Please know I am praying for you, my sister. I am actually praying as I type because I do not take it lightly what you wrote and my heart truly goes out to you. Your heart sounds heavy, even in what you shared, and for good reason! That is a lot to hold on to and a lot to deal with. I am not a counselor or a therapist so I won’t say too much, but as I read your post, particularly the last line “I am honestly afraid to go there, to grieve for fear I can’t handle it” all I could think about is how fear keeps us from freedom. Now, I won’t dare pretend to understand your level of loss, but I do know the level of what the holy spirit can handle. I would venture to say the Lord has taken care of other things in your life before that you thought were too big or that you thought you couldn’t handle, but He did. He has shown Himself before. If He hadn’t, you wouldn’t be asking for prayer. We ask for prayer because we know the power of prayer. We know the power because of experience. You have experienced the Lord showing you HE can handle it and you can cast your grief out to Him and let Him comfort you. He can handle the scream.
Also, and I pray you’re able to hear this in the spirit that I say it. I am a big believer in two things: the power of prayer and the ear of a great therapist! The Lord did not intend for us to do life by ourselves and well, grief is a part of life. Please, when you’re ready, talk to someone. Whether it’s someone at your church, maybe you all have a grief ministry or even a licensed counselor. Someone I strongly recommend is a sweet woman of God named Shundria Riddick. She is licensed counselor, extremely down to earth, and loves Jesus. She actually did a podcast with Chrystal a few months ago. It was about marriage but you can at least hear her heart. She is truly a gift. http://chrystalevanshurst.com/067-a-chat-with-shundria-riddick/
May the Lord continue to remind you that He has you and that you don’t have to fear anything, especially grieving. He will take care of you. I Peter 5:7
Wow…, this really blessed me. Summed up my feelings during this season. I feel like I have been holding my breathe for the last month or so because I love this season and did not want to spoil it for my family. I lost my sister in July of this year and it’s been 5 years since we lost my mom. All that has literally been sitting on the edge of my heart. Thanks for sharing.
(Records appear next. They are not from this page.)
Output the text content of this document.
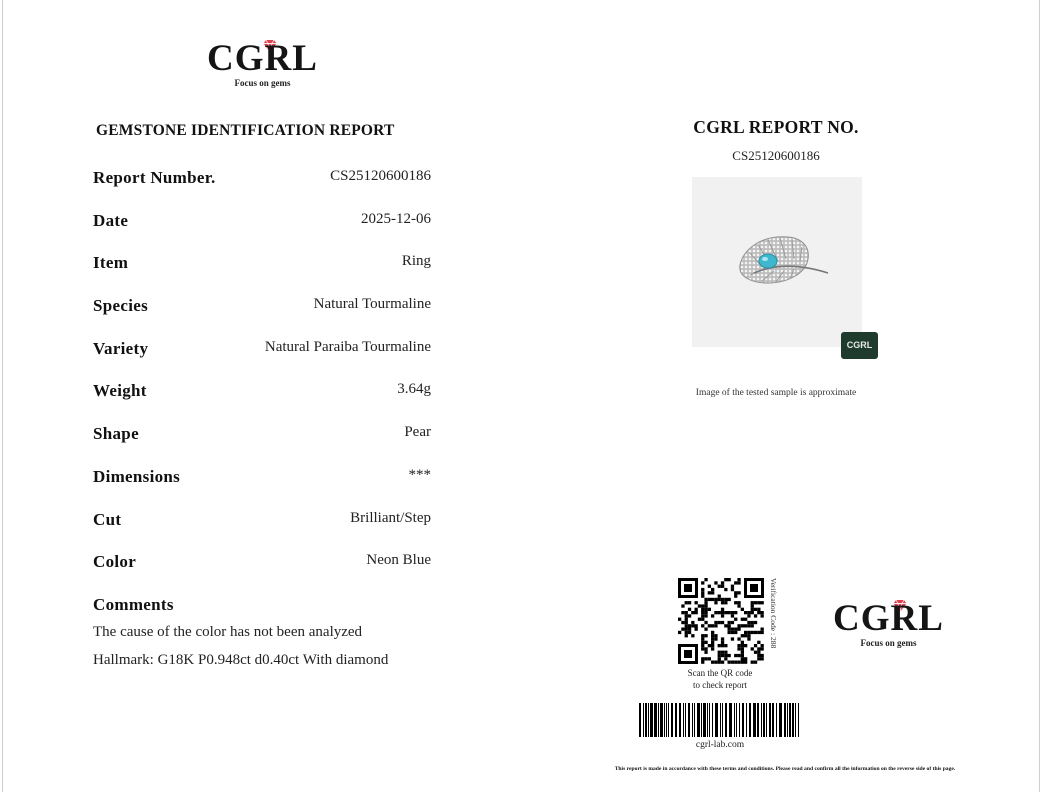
CGRL
Focus on gems
GEMSTONE IDENTIFICATION REPORT
Report Number.	CS25120600186
Date	2025-12-06
Item	Ring
Species	Natural Tourmaline
Variety	Natural Paraiba Tourmaline
Weight	3.64g
Shape	Pear
Dimensions	***
Cut	Brilliant/Step
Color	Neon Blue
Comments
The cause of the color has not been analyzed
Hallmark: G18K P0.948ct d0.40ct With diamond
CGRL REPORT NO.
CS25120600186
CGRL
Image of the tested sample is approximate
Verification Code : 288
Scan the QR code
to check report
CGRL
Focus on gems
cgrl-lab.com
This report is made in accordance with these terms and conditions. Please read and confirm all the information on the reverse side of this page.
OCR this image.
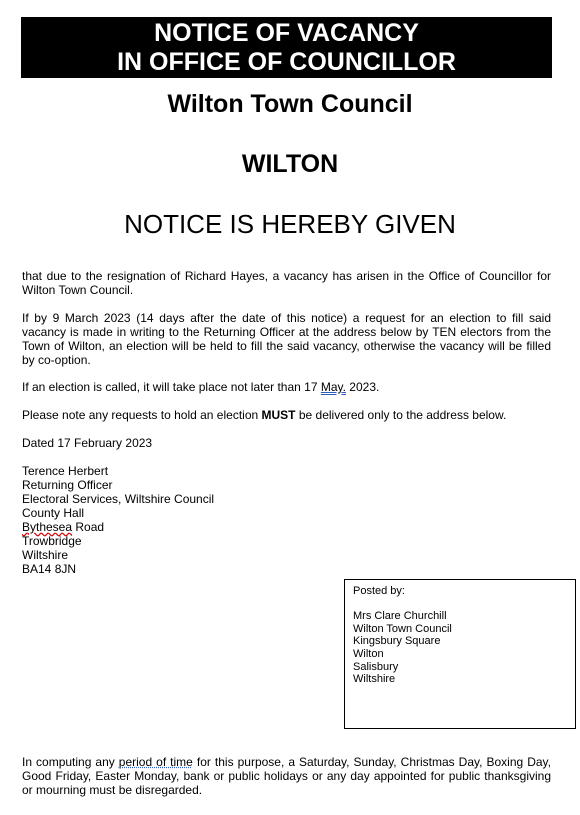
NOTICE OF VACANCY
IN OFFICE OF COUNCILLOR
Wilton Town Council
WILTON
NOTICE IS HEREBY GIVEN

that due to the resignation of Richard Hayes, a vacancy has arisen in the Office of Councillor for Wilton Town Council.

If by 9 March 2023 (14 days after the date of this notice) a request for an election to fill said vacancy is made in writing to the Returning Officer at the address below by TEN electors from the Town of Wilton, an election will be held to fill the said vacancy, otherwise the vacancy will be filled by co-option.

If an election is called, it will take place not later than 17 May. 2023.

Please note any requests to hold an election MUST be delivered only to the address below.

Dated 17 February 2023

Terence Herbert
Returning Officer
Electoral Services, Wiltshire Council
County Hall
Bythesea Road
Trowbridge
Wiltshire
BA14 8JN
Posted by:
Mrs Clare Churchill
Wilton Town Council
Kingsbury Square
Wilton
Salisbury
Wiltshire

In computing any period of time for this purpose, a Saturday, Sunday, Christmas Day, Boxing Day, Good Friday, Easter Monday, bank or public holidays or any day appointed for public thanksgiving or mourning must be disregarded.
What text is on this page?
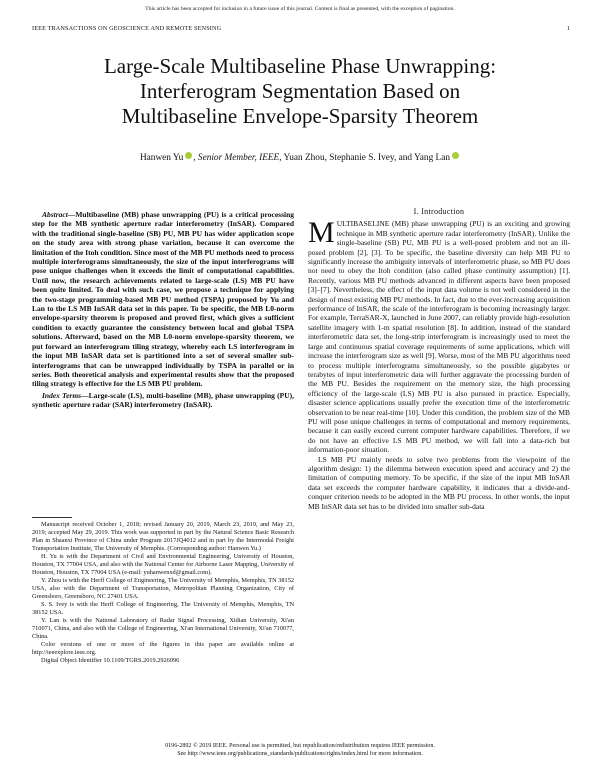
This article has been accepted for inclusion in a future issue of this journal. Content is final as presented, with the exception of pagination.
IEEE TRANSACTIONS ON GEOSCIENCE AND REMOTE SENSING	1
Large-Scale Multibaseline Phase Unwrapping:
Interferogram Segmentation Based on
Multibaseline Envelope-Sparsity Theorem
Hanwen Yu , Senior Member, IEEE, Yuan Zhou, Stephanie S. Ivey, and Yang Lan

Abstract—Multibaseline (MB) phase unwrapping (PU) is a critical processing step for the MB synthetic aperture radar interferometry (InSAR). Compared with the traditional single-baseline (SB) PU, MB PU has wider application scope on the study area with strong phase variation, because it can overcome the limitation of the Itoh condition. Since most of the MB PU methods need to process multiple interferograms simultaneously, the size of the input interferograms will pose unique challenges when it exceeds the limit of computational capabilities. Until now, the research achievements related to large-scale (LS) MB PU have been quite limited. To deal with such case, we propose a technique for applying the two-stage programming-based MB PU method (TSPA) proposed by Yu and Lan to the LS MB InSAR data set in this paper. To be specific, the MB L0-norm envelope-sparsity theorem is proposed and proved first, which gives a sufficient condition to exactly guarantee the consistency between local and global TSPA solutions. Afterward, based on the MB L0-norm envelope-sparsity theorem, we put forward an interferogram tiling strategy, whereby each LS interferogram in the input MB InSAR data set is partitioned into a set of several smaller sub-interferograms that can be unwrapped individually by TSPA in parallel or in series. Both theoretical analysis and experimental results show that the proposed tiling strategy is effective for the LS MB PU problem.

Index Terms—Large-scale (LS), multi-baseline (MB), phase unwrapping (PU), synthetic aperture radar (SAR) interferometry (InSAR).

Manuscript received October 1, 2018; revised January 20, 2019, March 23, 2019, and May 23, 2019; accepted May 29, 2019. This work was supported in part by the Natural Science Basic Research Plan in Shaanxi Province of China under Program 2017JQ4012 and in part by the Intermodal Freight Transportation Institute, The University of Memphis. (Corresponding author: Hanwen Yu.)

H. Yu is with the Department of Civil and Environmental Engineering, University of Houston, Houston, TX 77004 USA, and also with the National Center for Airborne Laser Mapping, University of Houston, Houston, TX 77004 USA (e-mail: yuhanwenxd@gmail.com).

Y. Zhou is with the Herff College of Engineering, The University of Memphis, Memphis, TN 38152 USA, also with the Department of Transportation, Metropolitan Planning Organization, City of Greensboro, Greensboro, NC 27401 USA.

S. S. Ivey is with the Herff College of Engineering, The University of Memphis, Memphis, TN 38152 USA.

Y. Lan is with the National Laboratory of Radar Signal Processing, Xidian University, Xi'an 710071, China, and also with the College of Engineering, Xi'an International University, Xi'an 710077, China.

Color versions of one or more of the figures in this paper are available online at http://ieeexplore.ieee.org.

Digital Object Identifier 10.1109/TGRS.2019.2926096

I. Introduction

MULTIBASELINE (MB) phase unwrapping (PU) is an exciting and growing technique in MB synthetic aperture radar interferometry (InSAR). Unlike the single-baseline (SB) PU, MB PU is a well-posed problem and not an ill-posed problem [2], [3]. To be specific, the baseline diversity can help MB PU to significantly increase the ambiguity intervals of interferometric phase, so MB PU does not need to obey the Itoh condition (also called phase continuity assumption) [1]. Recently, various MB PU methods advanced in different aspects have been proposed [3]–[7]. Nevertheless, the effect of the input data volume is not well considered in the design of most existing MB PU methods. In fact, due to the ever-increasing acquisition performance of InSAR, the scale of the interferogram is becoming increasingly larger. For example, TerraSAR-X, launched in June 2007, can reliably provide high-resolution satellite imagery with 1-m spatial resolution [8]. In addition, instead of the standard interferometric data set, the long-strip interferogram is increasingly used to meet the large and continuous spatial coverage requirements of some applications, which will increase the interferogram size as well [9]. Worse, most of the MB PU algorithms need to process multiple interferograms simultaneously, so the possible gigabytes or terabytes of input interferometric data will further aggravate the processing burden of the MB PU. Besides the requirement on the memory size, the high processing efficiency of the large-scale (LS) MB PU is also pursued in practice. Especially, disaster science applications usually prefer the execution time of the interferometric observation to be near real-time [10]. Under this condition, the problem size of the MB PU will pose unique challenges in terms of computational and memory requirements, because it can easily exceed current computer hardware capabilities. Therefore, if we do not have an effective LS MB PU method, we will fall into a data-rich but information-poor situation.

LS MB PU mainly needs to solve two problems from the viewpoint of the algorithm design: 1) the dilemma between execution speed and accuracy and 2) the limitation of computing memory. To be specific, if the size of the input MB InSAR data set exceeds the computer hardware capability, it indicates that a divide-and-conquer criterion needs to be adopted in the MB PU process. In other words, the input MB InSAR data set has to be divided into smaller sub-data

0196-2892 © 2019 IEEE. Personal use is permitted, but republication/redistribution requires IEEE permission.
See http://www.ieee.org/publications_standards/publications/rights/index.html for more information.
To God be the glory! You and I share some of the same sentiments (“did not want to spoil it for my family” was a very familiar feeling). You have my sincere condolences on the recent loss of your sister and for your mom as well. As I read the comments from our sisters in Christ, I am comforted by the presence of the holy spirit connecting us for such a time as this; to encourage us as we continue to do one day at a time & continue to seek the Lord for healing, comfort and joy.